Rayrock Mine
- Location: Maryleer Lake, Northwest Territories, Canada; 63°26′38″N 116°33′03″W﻿ / ﻿63.44389°N 116.55083°W;
- Products: Uranium
- Discovered: 1948
- Opened: 1957
- Closed: 1959
- Company: Rayrock Mines Ltd

= Rayrock Mine =

Uranium mine in Northwest Territories, Canada

The Rayrock Mine was a uranium producing venture in the Northwest Territories, Canada. It is located on the south side of Maryleer Lake and the north shore of Fault Lake, 169 kilometers northwest of Yellowknife and 74 kilometres northwest of Rae. Radioactive deposits were originally staked in 1948 and then restaked in 1950. American Yellowknife Mines Limited explored the site with detailed Geiger surveys and extensive trenching in the early 1950s. In 1954 exploration work included over 10000 ft of surface diamond drilling, and the company was reorganized as Rayrock Mines Limited.

Underground development began in 1955 with the driving of a long adit tunnel to intersect the radioactive zones 300 ft below surface. The mine opened in June 1957 with a 150 tons per day leaching mill. Development was expanded and the mine reached depths of 1000 ft by the end of 1957. The failure to locate ore in significant quantity below the 1000 ft level resulted in the cessation of mining on July 31, 1959.

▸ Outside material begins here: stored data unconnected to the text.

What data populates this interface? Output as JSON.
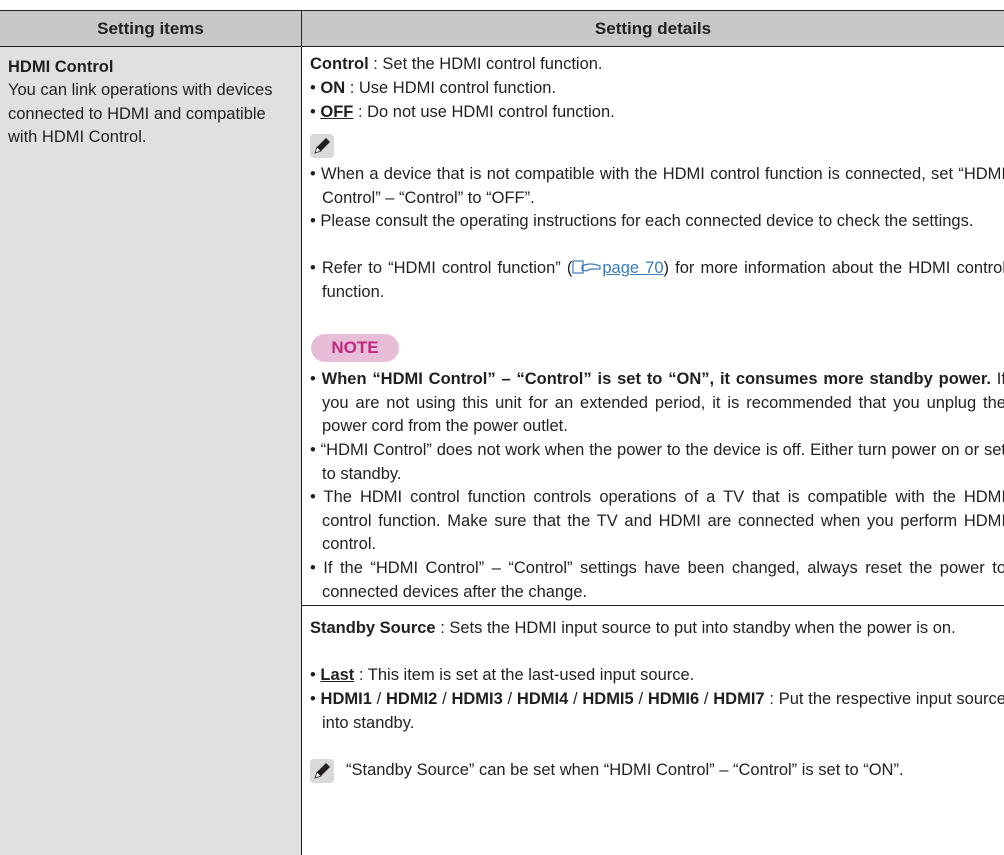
{
  "header": {
    "col1": "Setting items",
    "col2": "Setting details"
  },
  "item": {
    "title": "HDMI Control",
    "description": "You can link operations with devices connected to HDMI and compatible with HDMI Control."
  },
  "control": {
    "label": "Control",
    "desc": " : Set the HDMI control function.",
    "on_label": "ON",
    "on_desc": " : Use HDMI control function.",
    "off_label": "OFF",
    "off_desc": " : Do not use HDMI control function."
  },
  "memo": {
    "icon": "pencil-icon",
    "bullet1": "When a device that is not compatible with the HDMI control function is connected, set “HDMI Control” – “Control” to “OFF”.",
    "bullet2": "Please consult the operating instructions for each connected device to check the settings.",
    "bullet3_pre": "Refer to “HDMI control function” (",
    "bullet3_link": "page 70",
    "bullet3_post": ") for more information about the HDMI control function."
  },
  "note": {
    "badge": "NOTE",
    "bullet1_bold": "When “HDMI Control” – “Control” is set to “ON”, it consumes more standby power.",
    "bullet1_rest": " If you are not using this unit for an extended period, it is recommended that you unplug the power cord from the power outlet.",
    "bullet2": "“HDMI Control” does not work when the power to the device is off. Either turn power on or set to standby.",
    "bullet3": "The HDMI control function controls operations of a TV that is compatible with the HDMI control function. Make sure that the TV and HDMI are connected when you perform HDMI control.",
    "bullet4": "If the “HDMI Control” – “Control” settings have been changed, always reset the power to connected devices after the change."
  },
  "standby": {
    "label": "Standby Source",
    "desc": " : Sets the HDMI input source to put into standby when the power is on.",
    "last_label": "Last",
    "last_desc": " : This item is set at the last-used input source.",
    "hdmi1": "HDMI1",
    "hdmi2": "HDMI2",
    "hdmi3": "HDMI3",
    "hdmi4": "HDMI4",
    "hdmi5": "HDMI5",
    "hdmi6": "HDMI6",
    "hdmi7": "HDMI7",
    "sep": " / ",
    "hdmi_desc": " : Put the respective input source into standby.",
    "memo": "“Standby Source” can be set when “HDMI Control” – “Control” is set to “ON”."
  }
}
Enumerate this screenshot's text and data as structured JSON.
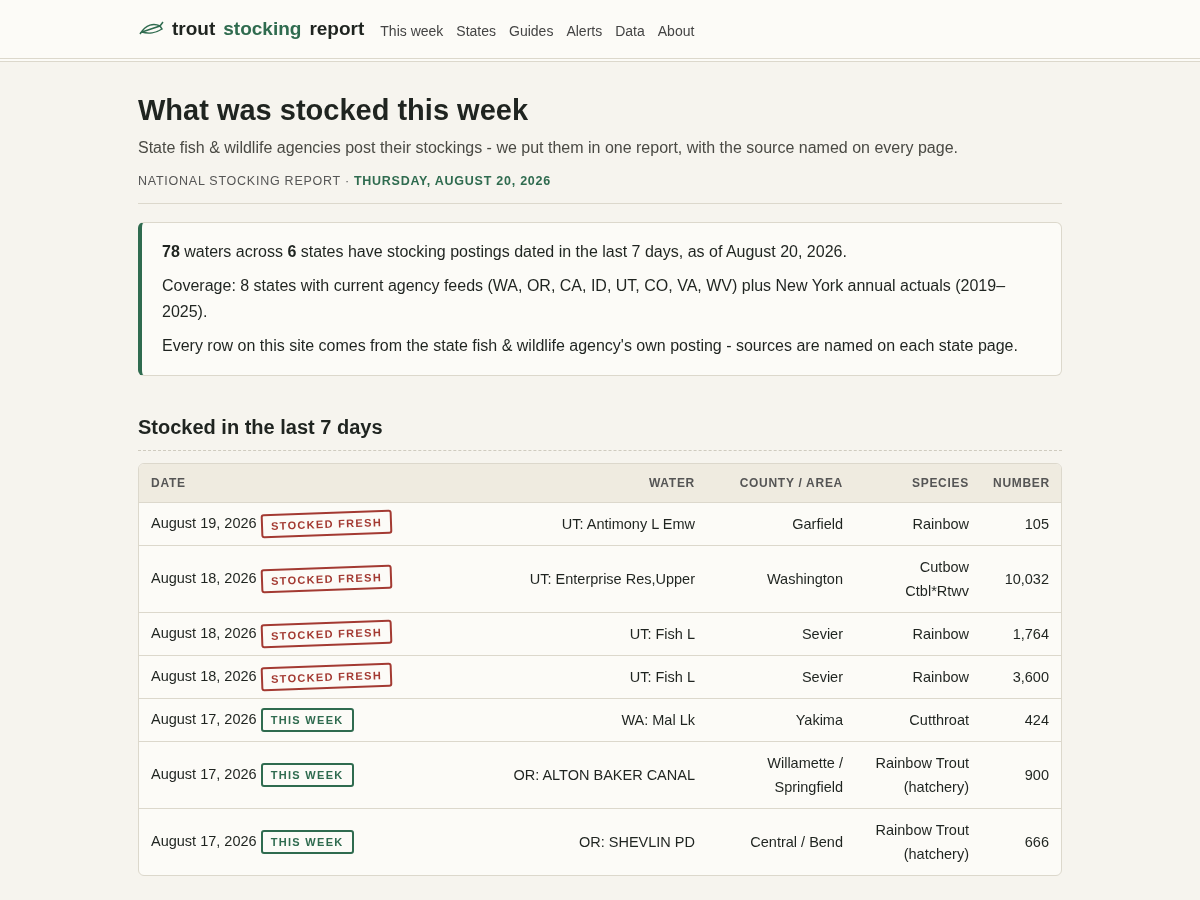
{
  "brand": {
    "parts": [
      "trout",
      "stocking",
      "report"
    ]
  },
  "nav": [
    "This week",
    "States",
    "Guides",
    "Alerts",
    "Data",
    "About"
  ],
  "header": {
    "title": "What was stocked this week",
    "subtitle": "State fish & wildlife agencies post their stockings - we put them in one report, with the source named on every page.",
    "kicker": "NATIONAL STOCKING REPORT ·",
    "date": "THURSDAY, AUGUST 20, 2026"
  },
  "summary": [
    "**78** waters across **6** states have stocking postings dated in the last 7 days, as of August 20, 2026.",
    "Coverage: 8 states with current agency feeds (WA, OR, CA, ID, UT, CO, VA, WV) plus New York annual actuals (2019–2025).",
    "Every row on this site comes from the state fish & wildlife agency's own posting - sources are named on each state page."
  ],
  "section_title": "Stocked in the last 7 days",
  "table": {
    "columns": [
      "DATE",
      "WATER",
      "COUNTY / AREA",
      "SPECIES",
      "NUMBER"
    ],
    "rows": [
      {
        "date": "August 19, 2026",
        "badge": {
          "kind": "fresh",
          "label": "STOCKED FRESH"
        },
        "water": "UT: Antimony L Emw",
        "county": "Garfield",
        "species": "Rainbow",
        "number": "105"
      },
      {
        "date": "August 18, 2026",
        "badge": {
          "kind": "fresh",
          "label": "STOCKED FRESH"
        },
        "water": "UT: Enterprise Res,Upper",
        "county": "Washington",
        "species": "Cutbow Ctbl*Rtwv",
        "number": "10,032"
      },
      {
        "date": "August 18, 2026",
        "badge": {
          "kind": "fresh",
          "label": "STOCKED FRESH"
        },
        "water": "UT: Fish L",
        "county": "Sevier",
        "species": "Rainbow",
        "number": "1,764"
      },
      {
        "date": "August 18, 2026",
        "badge": {
          "kind": "fresh",
          "label": "STOCKED FRESH"
        },
        "water": "UT: Fish L",
        "county": "Sevier",
        "species": "Rainbow",
        "number": "3,600"
      },
      {
        "date": "August 17, 2026",
        "badge": {
          "kind": "week",
          "label": "THIS WEEK"
        },
        "water": "WA: Mal Lk",
        "county": "Yakima",
        "species": "Cutthroat",
        "number": "424"
      },
      {
        "date": "August 17, 2026",
        "badge": {
          "kind": "week",
          "label": "THIS WEEK"
        },
        "water": "OR: ALTON BAKER CANAL",
        "county": "Willamette / Springfield",
        "species": "Rainbow Trout (hatchery)",
        "number": "900"
      },
      {
        "date": "August 17, 2026",
        "badge": {
          "kind": "week",
          "label": "THIS WEEK"
        },
        "water": "OR: SHEVLIN PD",
        "county": "Central / Bend",
        "species": "Rainbow Trout (hatchery)",
        "number": "666"
      }
    ]
  }
}
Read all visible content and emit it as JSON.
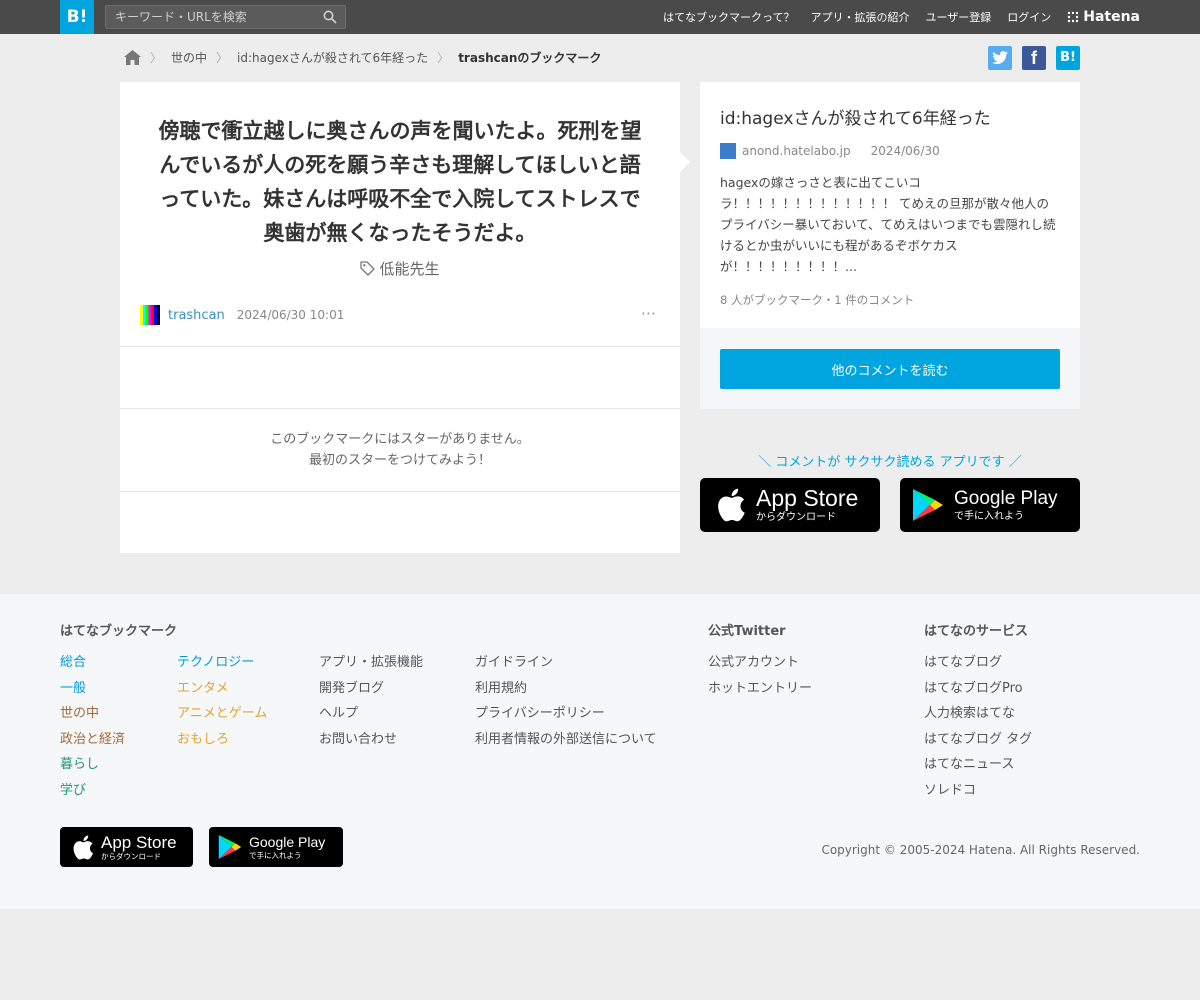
{
  "header": {
    "logo": "B!",
    "search_placeholder": "キーワード・URLを検索",
    "nav": [
      "はてなブックマークって？",
      "アプリ・拡張の紹介",
      "ユーザー登録",
      "ログイン"
    ],
    "brand": "Hatena"
  },
  "breadcrumb": {
    "items": [
      "世の中",
      "id:hagexさんが殺されて6年経った",
      "trashcanのブックマーク"
    ]
  },
  "share": {
    "twitter": "t",
    "facebook": "f",
    "hatena": "B!"
  },
  "bookmark": {
    "comment": "傍聴で衝立越しに奥さんの声を聞いたよ。死刑を望んでいるが人の死を願う辛さも理解してほしいと語っていた。妹さんは呼吸不全で入院してストレスで奥歯が無くなったそうだよ。",
    "tag": "低能先生",
    "username": "trashcan",
    "datetime": "2024/06/30 10:01",
    "more": "···",
    "nostar_line1": "このブックマークにはスターがありません。",
    "nostar_line2": "最初のスターをつけてみよう！"
  },
  "entry": {
    "title": "id:hagexさんが殺されて6年経った",
    "domain": "anond.hatelabo.jp",
    "date": "2024/06/30",
    "description": "hagexの嫁さっさと表に出てこいコラ！！！！！！！！！！！！！ てめえの旦那が散々他人のプライバシー暴いておいて、てめえはいつまでも雲隠れし続けるとか虫がいいにも程があるぞボケカスが！！！！！！！！！...",
    "count": "8 人がブックマーク・1 件のコメント",
    "button": "他のコメントを読む"
  },
  "promo": {
    "text": "＼ コメントが サクサク読める アプリです ／",
    "appstore_big": "App Store",
    "appstore_small": "からダウンロード",
    "googleplay_big": "Google Play",
    "googleplay_small": "で手に入れよう"
  },
  "footer": {
    "col1_title": "はてなブックマーク",
    "categories_a": [
      "総合",
      "一般",
      "世の中",
      "政治と経済",
      "暮らし",
      "学び"
    ],
    "categories_a_colors": [
      "#009ad6",
      "#009ad6",
      "#a06a3c",
      "#a06a3c",
      "#26937c",
      "#26937c"
    ],
    "categories_b": [
      "テクノロジー",
      "エンタメ",
      "アニメとゲーム",
      "おもしろ"
    ],
    "categories_b_colors": [
      "#009ad6",
      "#e3a52b",
      "#e3a52b",
      "#e3a52b"
    ],
    "links_c": [
      "アプリ・拡張機能",
      "開発ブログ",
      "ヘルプ",
      "お問い合わせ"
    ],
    "links_d": [
      "ガイドライン",
      "利用規約",
      "プライバシーポリシー",
      "利用者情報の外部送信について"
    ],
    "col2_title": "公式Twitter",
    "twitter_links": [
      "公式アカウント",
      "ホットエントリー"
    ],
    "col3_title": "はてなのサービス",
    "services": [
      "はてなブログ",
      "はてなブログPro",
      "人力検索はてな",
      "はてなブログ タグ",
      "はてなニュース",
      "ソレドコ"
    ],
    "copyright": "Copyright © 2005-2024 Hatena. All Rights Reserved."
  },
  "colors": {
    "accent": "#00a4de",
    "header": "#4a4a4a",
    "twitter": "#55acee",
    "facebook": "#3b5998"
  }
}
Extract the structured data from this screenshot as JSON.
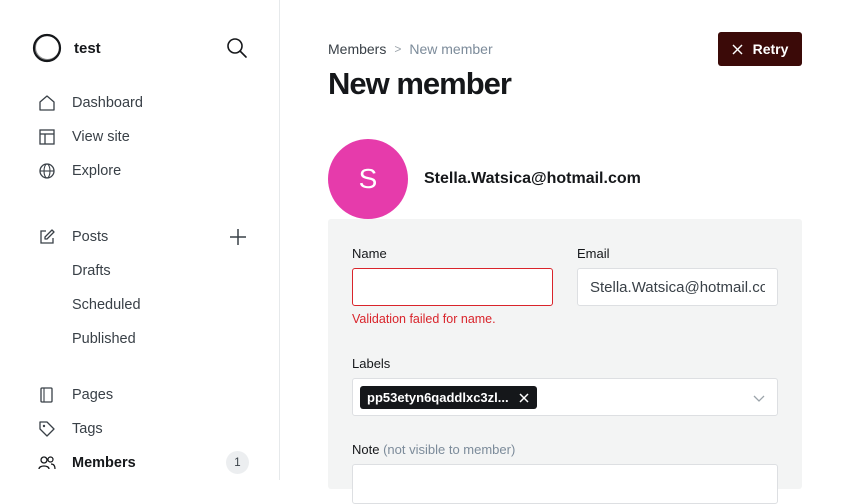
{
  "sidebar": {
    "site_name": "test",
    "items": [
      {
        "label": "Dashboard",
        "icon": "home-icon"
      },
      {
        "label": "View site",
        "icon": "layout-icon"
      },
      {
        "label": "Explore",
        "icon": "globe-icon"
      },
      {
        "label": "Posts",
        "icon": "edit-icon"
      },
      {
        "label": "Drafts"
      },
      {
        "label": "Scheduled"
      },
      {
        "label": "Published"
      },
      {
        "label": "Pages",
        "icon": "page-icon"
      },
      {
        "label": "Tags",
        "icon": "tag-icon"
      },
      {
        "label": "Members",
        "icon": "members-icon",
        "badge": "1"
      }
    ]
  },
  "header": {
    "breadcrumb": {
      "parent": "Members",
      "separator": ">",
      "current": "New member"
    },
    "title": "New member",
    "retry_label": "Retry"
  },
  "member": {
    "avatar_initial": "S",
    "avatar_color": "#e63bab",
    "email_display": "Stella.Watsica@hotmail.com"
  },
  "form": {
    "name_label": "Name",
    "name_value": "",
    "name_error": "Validation failed for name.",
    "email_label": "Email",
    "email_value": "Stella.Watsica@hotmail.com",
    "labels_label": "Labels",
    "label_chip": "pp53etyn6qaddlxc3zl...",
    "note_label": "Note",
    "note_hint": "(not visible to member)"
  },
  "colors": {
    "accent": "#3b0a08",
    "error": "#d9242b"
  }
}
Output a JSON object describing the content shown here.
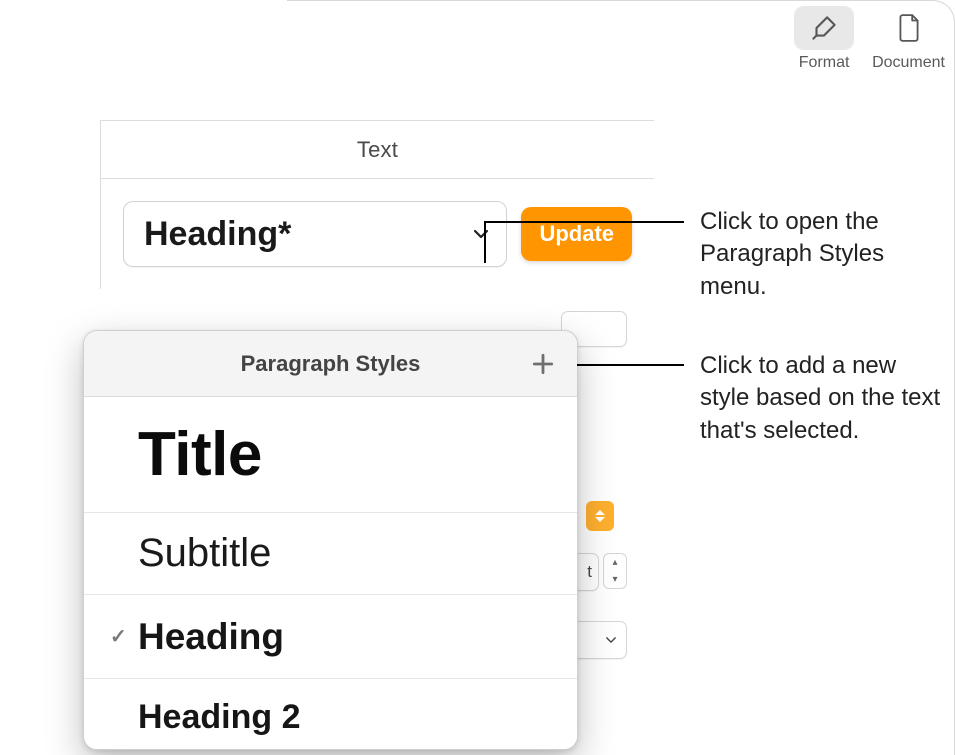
{
  "toolbar": {
    "format_label": "Format",
    "document_label": "Document"
  },
  "inspector": {
    "section_title": "Text",
    "current_style": "Heading*",
    "update_label": "Update",
    "hidden_size_suffix": "t"
  },
  "popover": {
    "title": "Paragraph Styles",
    "items": [
      {
        "label": "Title",
        "checked": false
      },
      {
        "label": "Subtitle",
        "checked": false
      },
      {
        "label": "Heading",
        "checked": true
      },
      {
        "label": "Heading 2",
        "checked": false
      }
    ]
  },
  "callouts": {
    "open_menu": "Click to open the Paragraph Styles menu.",
    "add_style": "Click to add a new style based on the text that's selected."
  }
}
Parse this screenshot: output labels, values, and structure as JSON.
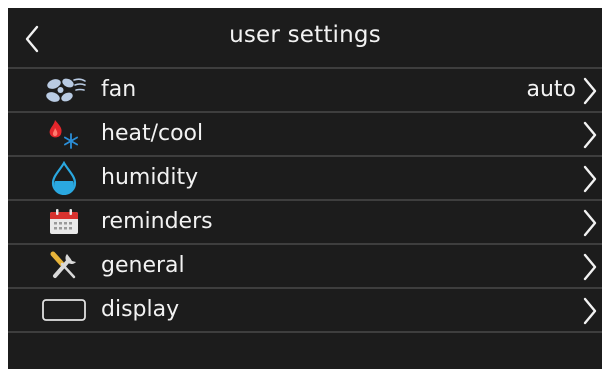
{
  "header": {
    "title": "user settings"
  },
  "items": [
    {
      "label": "fan",
      "value": "auto",
      "icon": "fan-icon"
    },
    {
      "label": "heat/cool",
      "value": "",
      "icon": "heat-cool-icon"
    },
    {
      "label": "humidity",
      "value": "",
      "icon": "water-drop-icon"
    },
    {
      "label": "reminders",
      "value": "",
      "icon": "calendar-icon"
    },
    {
      "label": "general",
      "value": "",
      "icon": "tools-icon"
    },
    {
      "label": "display",
      "value": "",
      "icon": "display-icon"
    }
  ],
  "colors": {
    "background": "#1c1c1c",
    "divider": "#3e3e3e",
    "text": "#f2f2f2",
    "fan_blue": "#b9cbe3",
    "flame_red": "#e3262b",
    "snow_blue": "#2b8fd8",
    "drop_blue": "#2aa8e0",
    "calendar_red": "#d8322e"
  }
}
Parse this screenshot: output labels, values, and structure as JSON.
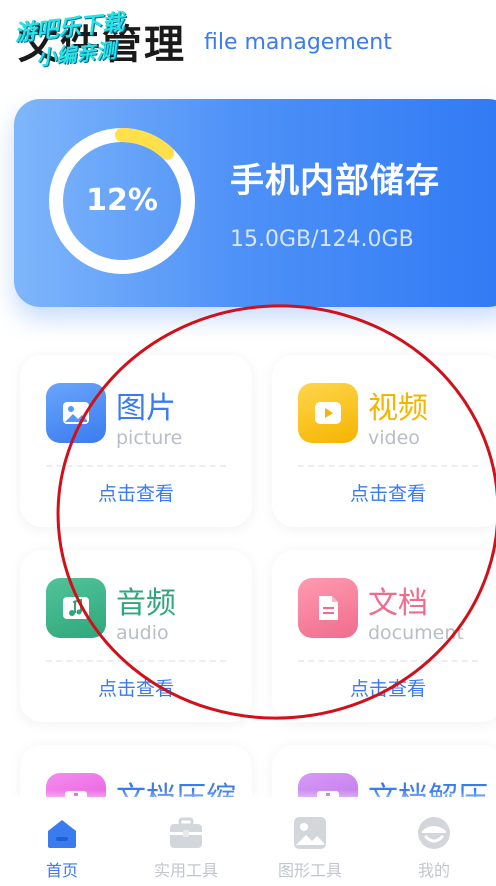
{
  "header": {
    "title": "文件管理",
    "subtitle": "file management",
    "watermark_line1": "游吧乐下载",
    "watermark_line2": "小编亲测"
  },
  "storage": {
    "percent_label": "12%",
    "used_fraction": 0.12,
    "title": "手机内部储存",
    "size": "15.0GB/124.0GB"
  },
  "categories": [
    {
      "cn": "图片",
      "en": "picture",
      "action": "点击查看",
      "color": "#3a7bf0",
      "icon": "image-icon"
    },
    {
      "cn": "视频",
      "en": "video",
      "action": "点击查看",
      "color": "#f5b400",
      "icon": "play-icon"
    },
    {
      "cn": "音频",
      "en": "audio",
      "action": "点击查看",
      "color": "#2fa77b",
      "icon": "music-icon"
    },
    {
      "cn": "文档",
      "en": "document",
      "action": "点击查看",
      "color": "#f06c8c",
      "icon": "document-icon"
    },
    {
      "cn": "文档压缩",
      "en": "",
      "action": "",
      "color": "#e04bd8",
      "icon": "zip-icon"
    },
    {
      "cn": "文档解压",
      "en": "",
      "action": "",
      "color": "#b86ae8",
      "icon": "unzip-icon"
    }
  ],
  "tabbar": {
    "items": [
      {
        "label": "首页",
        "icon": "home-icon",
        "active": true
      },
      {
        "label": "实用工具",
        "icon": "toolbox-icon",
        "active": false
      },
      {
        "label": "图形工具",
        "icon": "image-tool-icon",
        "active": false
      },
      {
        "label": "我的",
        "icon": "profile-icon",
        "active": false
      }
    ]
  },
  "colors": {
    "accent": "#3a7bf0",
    "ring_progress": "#ffe04a",
    "annotation_circle": "#d0101a"
  }
}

During the operations at Rayrock Mine, an on-site mill facility processed 78,781 short tons of uranium ore yielding 458,020 pounds of uranium concentrate. Rayrock Mine was a fully underground uranium mine with a small townsite built by the company being in operation during this period. The mine employed 135 men in 1958 and the townsite had 20 families as residents. The mining facility and town existed in an abandoned state for over twenty years after the mine closed.

In 1987, the buildings of the mine and town were demolished. Environmental cleanup began in 1996, with the objective being to contain contaminants at the site and limit exposure to persons who visit the area. Remediation activities included sealing mine openings, removing radioactive material from the dump, disposing of this contaminated material on the tailings, and capping the tailings piles with a layer of silty clay, followed by revegetation.

==Contamination==
The site became contaminated with radioactive tailings that were deposited on land. Some of these dangerous tailing flowed into three small lakes. When the mine closed tailings basins contained 70,903 tonnes of radioactive tailings that had the potential to leach metals. The mine shafts itself also create a source of potential radioactive contamination through radon gas emissions from the mine openings.

The territorial government has agreed to long-term monitoring of the site in order to ensure radiation levels and contamination does not threaten the area. This is to be conducted annually until 2009. After this time followed by once every 10 years for a further 100 years. This may change if results warrant adjustment, such as some minor care and maintenance work completed in summer 2004. Monitoring assesses the integrity of sealed mine openings, water quality and potential risks to humans.